What is Boxing Day Really About?
Who celebrates Boxing Day and why?
Boxing Day is a holiday celebrated in the British Commonwealth countries. Great Britain, Canada, Australia, New Zealand, etc. It is steeped in tradition from the British Isles.
It is a statutory holiday in Canada on the day after Christmas. If that is on a work holiday, an extra day is given. In some Commonwealth countries, Boxing Day is moved to the Monday if it falls on a weekend. It is also St. Stephen’s Day. He was the first Christian to be martyred by stoning after Jesus’ crucifixion.
How was it celebrated?
Traditionally, it was a day to relax with family and friends. In most households, leftovers were eaten or at least meals with minimal preparation to give the cooks a rest after baking and cooking Christmas dinner. Boxing Day open houses were common to accommodate more visiting but still with easy to prepare foods.
Where did Boxing Day Come From?
There are two main theories as to why it is called Boxing Day. The first is that British servants who had to work on Christmas Day making a merry time for the gentry, were given the next day off and received gift boxes on that day. The second theory comes from ancient Rome where boxes with slits in the top were used to collect offerings of coins for the poor. British churches had collection boxes at the back and on the day after Christmas the boxes were open and the coins distributed to the poor.
A Modern Interpretation of Giving
In keeping with the tradition of giving to the poor, many charitable events are still run on Boxing Day. They are often combined with sporting events. As children, we were encouraged to box up toys that we no longer wanted after the new ones we received Christmas Day and give them to charity. Of course this was back when the firefighters spent there waiting time repairing old toys. Now toys must be new to be given to anyone in need.

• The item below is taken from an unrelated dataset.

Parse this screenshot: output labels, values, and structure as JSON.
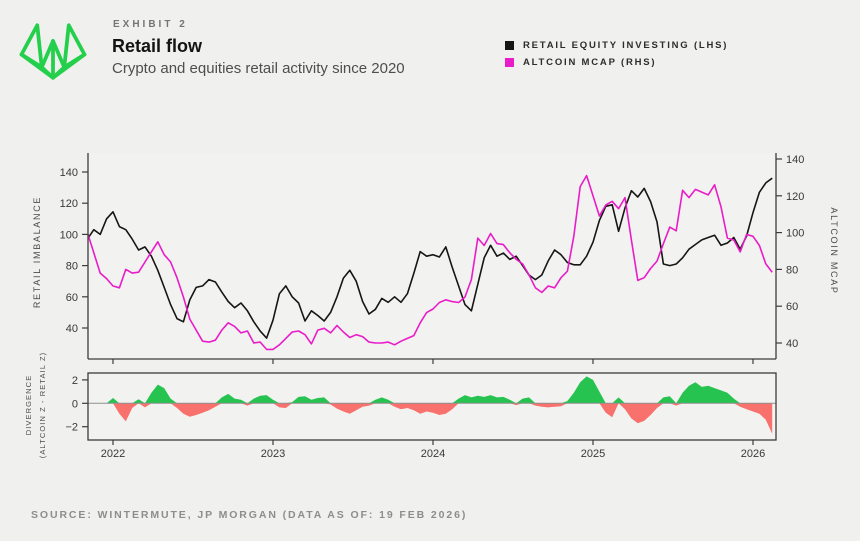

Boxing Day Wasn’t About Shopping
When I was young, in the fifties and even the sixties, stores were closed on Boxing Day and no one rushed out to exchange gifts when they reopened. It wasn’t polite to exchange your gift unless it was ill-fitting clothing and even then you tried to find the exact same item in your size. We were more careful to give the correct size in the first place. Gifts were also much less commercial and stores gave more time to exchange. The sales did not begin until after New Year’s Day. That is when the Christmas wrap and cards went on sale.
I don’t recall when the idea of sales on Boxing Day began or even when the stores started to stay open. Somewhere along the way the idea of family and friend time and of giving to charity was lost. First it was one day of mad rushes to the huge savings, then it became Boxing Week. This year I was saddened to see one store start Boxing Week sales on December 18.
Do you rush off to the sales? Do you enjoy the full Christmas season in the spirit of giving and loving? Have you become more focused on the getting? Should we put family and friends first or keep the tradition of a charity run or swim in the ocean? Do you still have these kinds of events in your area?